Croissants Have Become My Nemesis
Updated: Jul 7, 2020
I don’t know why, but during these lockdown times I’ve been borderline obsessed with baking croissants. Baking croissants from scratch is a two day (I’m not even joking) process. The best parts are: punching dough (it’s fun and violent), watching your dough triple in size when it rises, cutting your dough open to look at the layers of butter, and when you shape the croissants and they actually look like croissants (that doesn’t happen very often for me). The best part is pulling them open and seeing well-formed layers, the honeycomb structure that proves you’ve baked a successful croissant. I’ll never be able to eat another croissant again without looking for honeycomb in its layers.
This is my second time making croissants. The main thing I’ve learned in my attempts is how many things can go wrong with making them. The first time, I over-watered and over-floured my dough, my butter was too soft and there wasn’t enough of it. It was too hot in my house, there was too much moisture in the air. It’s not very often in life that it’s easy to fix things. I just ask google. It’s satisfying to work out why. Its satisfying to try new ways of making and to have them work. Its satisfying to have hours and hours of work wrapped up into layers of buttery dough.

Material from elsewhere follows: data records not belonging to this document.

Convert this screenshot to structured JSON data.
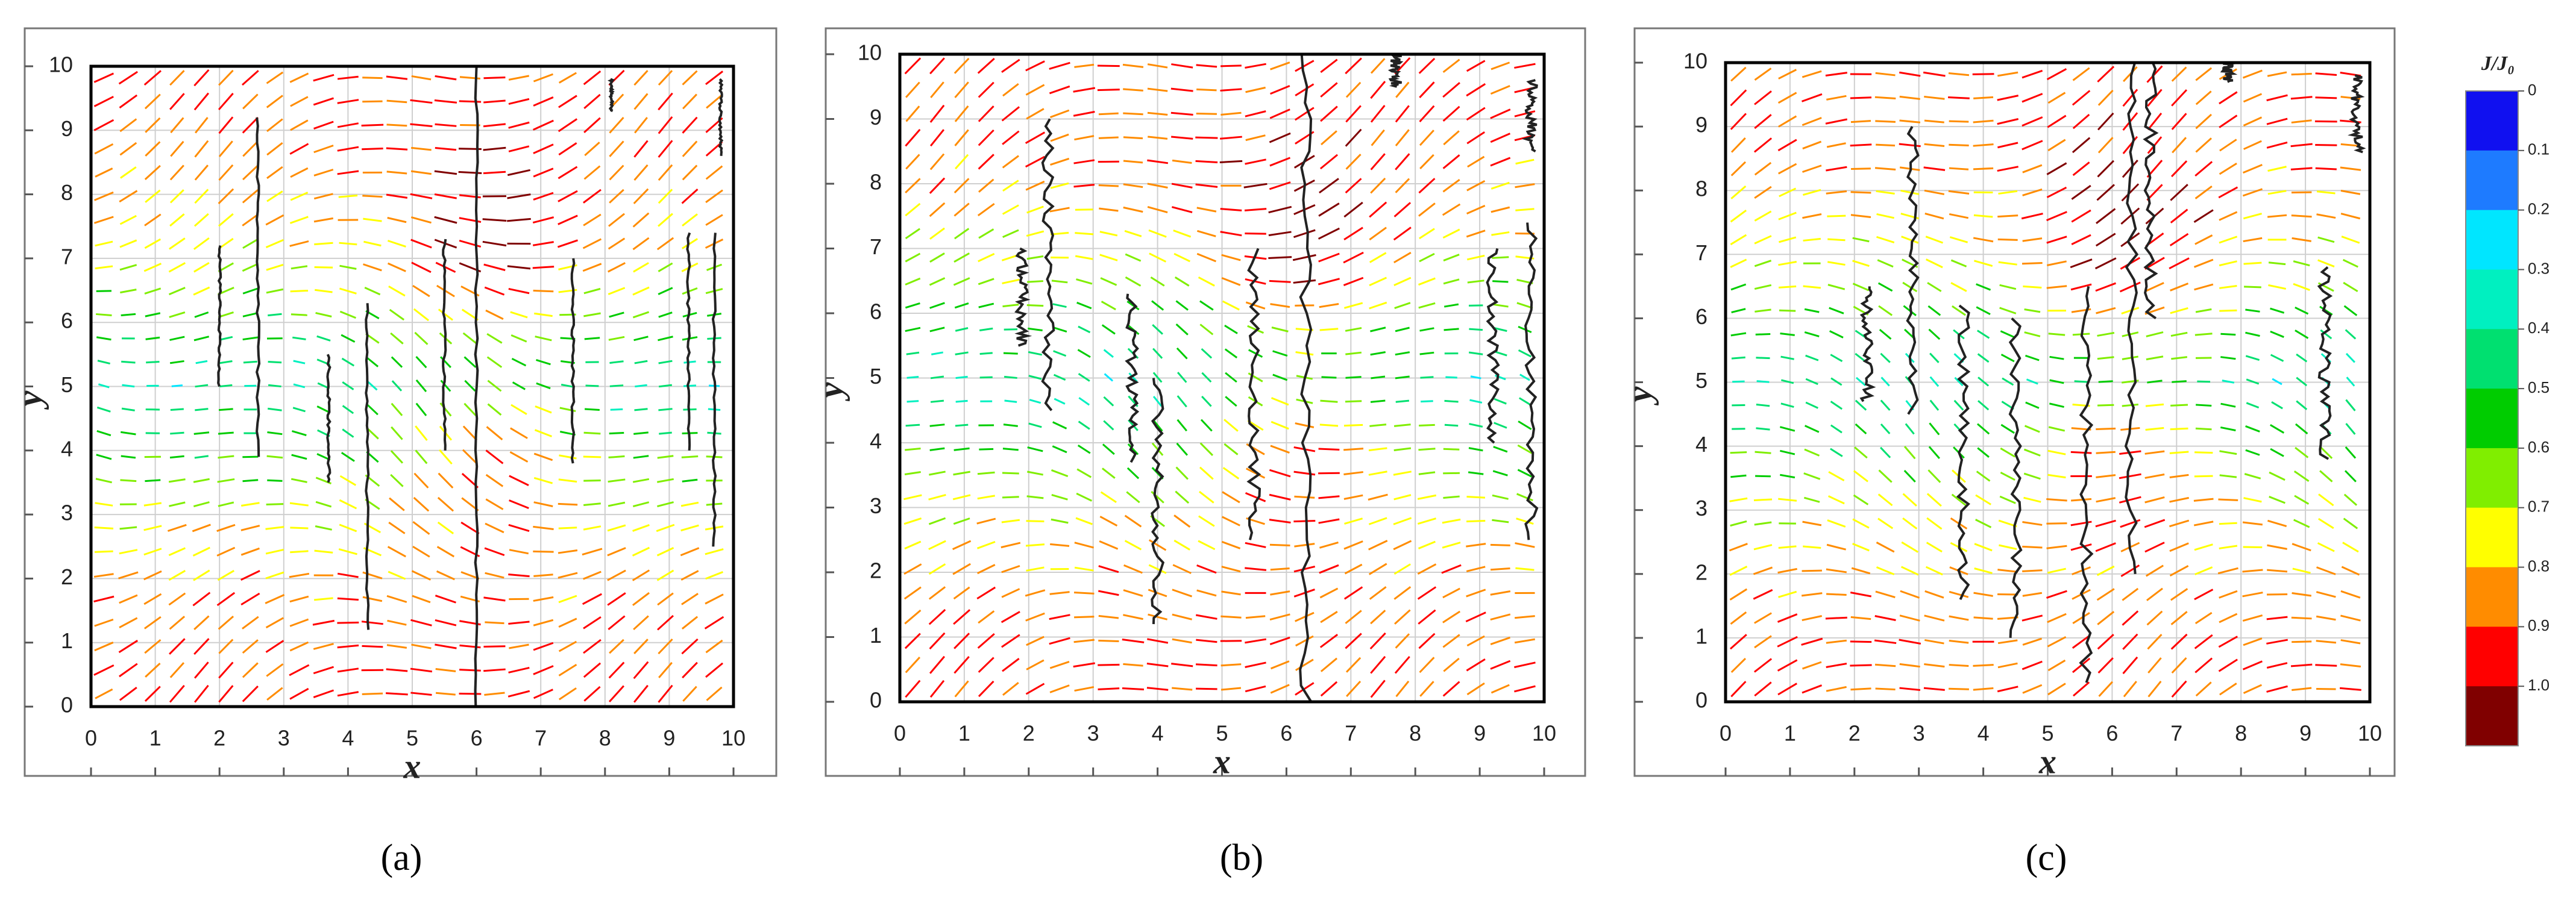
{
  "chart_data": [
    {
      "type": "vector-field",
      "x_label": "x",
      "y_label": "y",
      "panel_label": "(a)",
      "xlim": [
        0,
        10
      ],
      "ylim": [
        0,
        10
      ],
      "xticks": [
        0,
        1,
        2,
        3,
        4,
        5,
        6,
        7,
        8,
        9,
        10
      ],
      "yticks": [
        0,
        1,
        2,
        3,
        4,
        5,
        6,
        7,
        8,
        9,
        10
      ],
      "grid": true
    },
    {
      "type": "vector-field",
      "x_label": "x",
      "y_label": "y",
      "panel_label": "(b)",
      "xlim": [
        0,
        10
      ],
      "ylim": [
        0,
        10
      ],
      "xticks": [
        0,
        1,
        2,
        3,
        4,
        5,
        6,
        7,
        8,
        9,
        10
      ],
      "yticks": [
        0,
        1,
        2,
        3,
        4,
        5,
        6,
        7,
        8,
        9,
        10
      ],
      "grid": true
    },
    {
      "type": "vector-field",
      "x_label": "x",
      "y_label": "y",
      "panel_label": "(c)",
      "xlim": [
        0,
        10
      ],
      "ylim": [
        0,
        10
      ],
      "xticks": [
        0,
        1,
        2,
        3,
        4,
        5,
        6,
        7,
        8,
        9,
        10
      ],
      "yticks": [
        0,
        1,
        2,
        3,
        4,
        5,
        6,
        7,
        8,
        9,
        10
      ],
      "grid": true
    },
    {
      "type": "colorbar",
      "title": "J/J₀",
      "ticks": [
        0,
        0.1,
        0.2,
        0.3,
        0.4,
        0.5,
        0.6,
        0.7,
        0.8,
        0.9,
        {
          "value": 1,
          "label": "1.0"
        }
      ],
      "colors": [
        "#1010f0",
        "#1e7bff",
        "#00e6ff",
        "#00f0c0",
        "#00e070",
        "#00cc00",
        "#80ee00",
        "#ffff00",
        "#ff8c00",
        "#ff0000",
        "#800000"
      ]
    }
  ]
}
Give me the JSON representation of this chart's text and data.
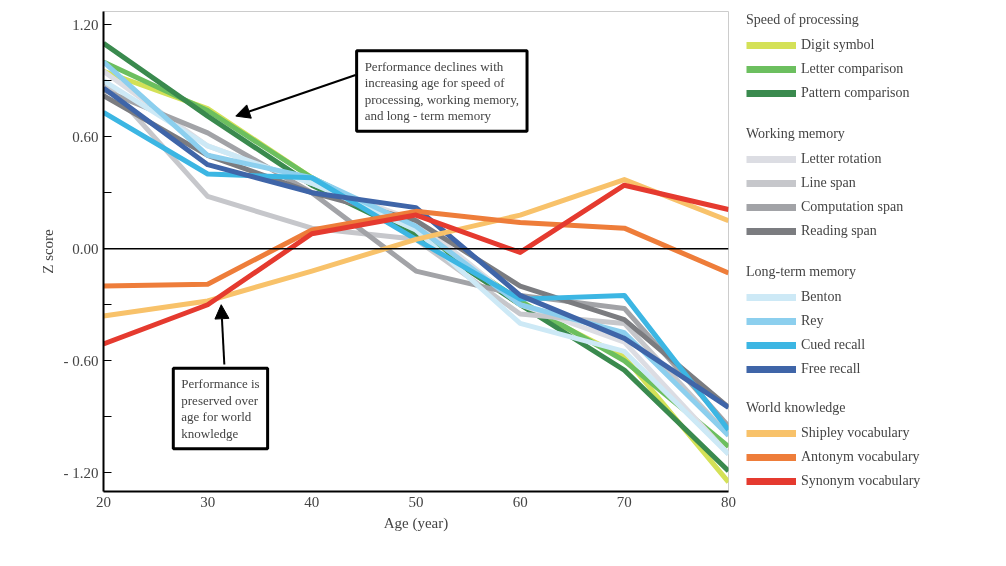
{
  "chart_data": {
    "type": "line",
    "xlabel": "Age (year)",
    "ylabel": "Z score",
    "x": [
      20,
      30,
      40,
      50,
      60,
      70,
      80
    ],
    "xlim": [
      20,
      80
    ],
    "xticks": [
      20,
      30,
      40,
      50,
      60,
      70,
      80
    ],
    "ylim": [
      -1.3,
      1.27
    ],
    "yticks": [
      {
        "value": 1.2,
        "label": "1.20"
      },
      {
        "value": 0.9,
        "label": null
      },
      {
        "value": 0.6,
        "label": "0.60"
      },
      {
        "value": 0.3,
        "label": null
      },
      {
        "value": 0,
        "label": "0.00"
      },
      {
        "value": -0.3,
        "label": null
      },
      {
        "value": -0.6,
        "label": "- 0.60"
      },
      {
        "value": -0.9,
        "label": null
      },
      {
        "value": -1.2,
        "label": "- 1.20"
      }
    ],
    "ref_lines": [
      {
        "axis": "y",
        "value": 0,
        "label": null,
        "color": "#000000"
      }
    ],
    "grid": false,
    "legend": "right",
    "legend_title": [
      "Speed of processing",
      "Working memory",
      "Long-term memory",
      "World knowledge"
    ],
    "series": [
      {
        "name": "Digit symbol",
        "color": "#d4e157",
        "values": [
          0.95,
          0.75,
          0.38,
          0.1,
          -0.3,
          -0.58,
          -1.25
        ]
      },
      {
        "name": "Letter comparison",
        "color": "#6cbf5f",
        "values": [
          1.0,
          0.74,
          0.38,
          0.1,
          -0.28,
          -0.6,
          -1.06
        ]
      },
      {
        "name": "Pattern comparison",
        "color": "#3a8a4e",
        "values": [
          1.1,
          0.71,
          0.34,
          0.07,
          -0.3,
          -0.65,
          -1.19
        ]
      },
      {
        "name": "Letter rotation",
        "color": "#dcdde3",
        "values": [
          0.95,
          0.55,
          0.35,
          0.15,
          -0.3,
          -0.5,
          -1.1
        ]
      },
      {
        "name": "Line span",
        "color": "#c6c7cb",
        "values": [
          0.9,
          0.28,
          0.11,
          0.05,
          -0.35,
          -0.4,
          -1.0
        ]
      },
      {
        "name": "Computation span",
        "color": "#a2a3a7",
        "values": [
          0.85,
          0.62,
          0.3,
          -0.12,
          -0.25,
          -0.32,
          -0.95
        ]
      },
      {
        "name": "Reading span",
        "color": "#7b7c80",
        "values": [
          0.82,
          0.5,
          0.3,
          0.15,
          -0.2,
          -0.38,
          -0.85
        ]
      },
      {
        "name": "Benton",
        "color": "#cde9f6",
        "values": [
          0.9,
          0.55,
          0.35,
          0.1,
          -0.4,
          -0.55,
          -1.1
        ]
      },
      {
        "name": "Rey",
        "color": "#8ccfee",
        "values": [
          1.0,
          0.5,
          0.38,
          0.12,
          -0.3,
          -0.45,
          -1.0
        ]
      },
      {
        "name": "Cued recall",
        "color": "#3cb6e3",
        "values": [
          0.73,
          0.4,
          0.38,
          0.05,
          -0.27,
          -0.25,
          -0.97
        ]
      },
      {
        "name": "Free recall",
        "color": "#3f65a8",
        "values": [
          0.86,
          0.45,
          0.3,
          0.22,
          -0.25,
          -0.48,
          -0.85
        ]
      },
      {
        "name": "Shipley vocabulary",
        "color": "#f8c26a",
        "values": [
          -0.36,
          -0.28,
          -0.12,
          0.05,
          0.18,
          0.37,
          0.15
        ]
      },
      {
        "name": "Antonym vocabulary",
        "color": "#ee7d3a",
        "values": [
          -0.2,
          -0.19,
          0.1,
          0.2,
          0.14,
          0.11,
          -0.13
        ]
      },
      {
        "name": "Synonym vocabulary",
        "color": "#e53a2f",
        "values": [
          -0.51,
          -0.3,
          0.08,
          0.18,
          -0.02,
          0.34,
          0.21
        ]
      }
    ],
    "annotations": [
      "Performance declines with increasing age for speed of processing, working memory, and long - term memory",
      "Performance is preserved over age for world knowledge"
    ]
  }
}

I’m aware, if it wasn’t for the lockdown, I wouldn’t be doing this. I would be out in a London field somewhere with some tins from the supermarket. I’d be sitting in the sun, I’d be talking out the end of my degree. I’d be flying to New York in two weeks, I’d be looking at where to go, what things to do.
But croissants are still fun. Trying to get them right is a near obsession, an emotional journey as well as a physical one. I feel the trials and joys of baking, even though I’m not a baker, by trying these stupidly technical and difficult recipes. The lockdown has given me time and space to allow myself to do things that eat up time. Life's too short! (not in Lockdown it isn't). I’m reading the Goldfinch, all 900 pages of it. I’m baking croissants, wrapping them up in (what seems like to me) 900 layers. I’m walking in circles. There’s new thrills for me, the thrill of working fast before the summer sun melts the butter under my hands. There’s the thrill of learning a new language for baking, for knowing the science behind food and how its constructed.
Sometimes I think about how this time will leave marks on everyone. For me, I know in years to come I’ll be looking for the honeycomb, cringing, telling someone: remember when we all stayed inside?